O'Connor conceded that no one fully knows what the impacts of commercial oil shale development would be because it has never occurred. But another witness, Steve Smith, assistant regional director of the Wilderness Society in Denver, said that a 2007 Rand Corp. study for the US Department of Energy found that producing 100,000 bbl of day from oil shale using the currently most advanced in-situ heating retort would require 1.2 gigawatts of dedicated electricity.

"That equates to construction of a dedicated power plant equal in size to the largest coal-fired power plant now operating in Colorado. Such a plant would cost about $3 billion to build and would consume 5 million tons of coal each year, producing 10 million tons of greenhouse gases. A 500,000 b/d industry, the scale projected by some oil shale enthusiasts, would require five such plants generating 6 gigawatts of new power, an amount equal to that generated from all of Colorado's existing coal-fired power plants," he said in his written testimony.

Smith said that while some of the electricity might be come from natural gas that is produced as an in-situ process byproduct, most probably would require using abundant coal supplies in the vicinity. This would prompt additional technological challenges in providing carbon sequestration and controlling particulate air pollution, he indicated.

And then there's water

Water is an additional problem because the area is arid with relatively low annual rainfall and an existing over-commitment of water supplies and facilities, Smith continued. He said that the Rand report cites an estimate by the Office of Technology Assessment (which went out of business when Republicans took control of Congress in early 1995) that traditional oil shale operations could require 2.1-5.2 bbl of water for each bbl of oil shale product.

"While the new in-situ processes may require relatively less water, the Rand report notes that 'considerable volumes of water may be required for oil and natural gas extraction, post-extraction cooling, products upgrading and refining, environmental control systems and power production,'" he said.

Local water agencies in the area have estimated that a 500,000 b/d oil shale industry would require 25,000 acre feet of water annually, either from new sources or diverted from existing uses, according to Smith. "Such supplies of water adequate for the newer oil shale technologies might not be available and, even if they are, might not remain available in a changing global climate," he said.

Ritter said that Colorado is rapidly approaching its full allocation of Colorado River entitlements and soon will enter a new period of trading and sharing water among different users. "We do not know what the environmental impacts will be on both surface water and groundwater quality due to extraction operations, particularly when considering experimental in-situ technologies," he said.

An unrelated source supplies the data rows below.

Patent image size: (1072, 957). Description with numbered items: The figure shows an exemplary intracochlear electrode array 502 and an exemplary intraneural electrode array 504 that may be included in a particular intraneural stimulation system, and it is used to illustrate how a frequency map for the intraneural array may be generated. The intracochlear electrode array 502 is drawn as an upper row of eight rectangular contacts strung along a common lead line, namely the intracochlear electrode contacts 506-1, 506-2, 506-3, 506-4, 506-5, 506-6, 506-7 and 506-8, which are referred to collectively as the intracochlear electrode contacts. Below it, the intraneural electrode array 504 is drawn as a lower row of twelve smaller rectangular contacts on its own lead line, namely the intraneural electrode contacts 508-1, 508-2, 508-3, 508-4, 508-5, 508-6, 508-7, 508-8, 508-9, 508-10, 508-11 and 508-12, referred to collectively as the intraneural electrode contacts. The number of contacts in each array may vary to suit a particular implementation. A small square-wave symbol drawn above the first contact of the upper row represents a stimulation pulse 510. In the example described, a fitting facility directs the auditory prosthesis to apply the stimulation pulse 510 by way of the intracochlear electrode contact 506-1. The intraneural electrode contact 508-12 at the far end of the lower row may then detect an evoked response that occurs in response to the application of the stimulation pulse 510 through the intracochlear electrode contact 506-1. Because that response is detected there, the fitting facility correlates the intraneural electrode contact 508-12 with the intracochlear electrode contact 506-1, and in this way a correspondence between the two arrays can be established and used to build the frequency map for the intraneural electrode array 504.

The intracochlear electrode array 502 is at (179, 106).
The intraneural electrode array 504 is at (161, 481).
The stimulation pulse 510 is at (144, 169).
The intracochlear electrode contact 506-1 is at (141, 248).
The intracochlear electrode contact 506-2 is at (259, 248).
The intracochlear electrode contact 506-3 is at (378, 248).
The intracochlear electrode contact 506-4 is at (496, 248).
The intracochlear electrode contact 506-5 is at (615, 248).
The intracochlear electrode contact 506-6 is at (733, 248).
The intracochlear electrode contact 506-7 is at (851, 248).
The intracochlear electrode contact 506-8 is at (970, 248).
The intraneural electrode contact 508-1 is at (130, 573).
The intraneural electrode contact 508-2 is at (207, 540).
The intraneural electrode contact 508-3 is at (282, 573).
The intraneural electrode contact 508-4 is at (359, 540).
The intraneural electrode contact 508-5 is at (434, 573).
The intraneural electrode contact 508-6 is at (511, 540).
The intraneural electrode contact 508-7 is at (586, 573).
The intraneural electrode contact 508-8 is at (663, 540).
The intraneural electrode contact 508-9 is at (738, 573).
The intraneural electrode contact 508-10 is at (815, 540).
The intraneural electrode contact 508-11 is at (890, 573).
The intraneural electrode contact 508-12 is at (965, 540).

O'Connor responded that Shell will not proceed unless it can demonstrate that it can produce oil from oil shale without threatening Colorado's groundwater. "We've been able to demonstrate that this process works. The question now is whether it will work in a large commercial project. We need regulations and desperately need them now. It's not a coincidence that no one has developed oil shale commercially. The regulations have not been there," he told the committee.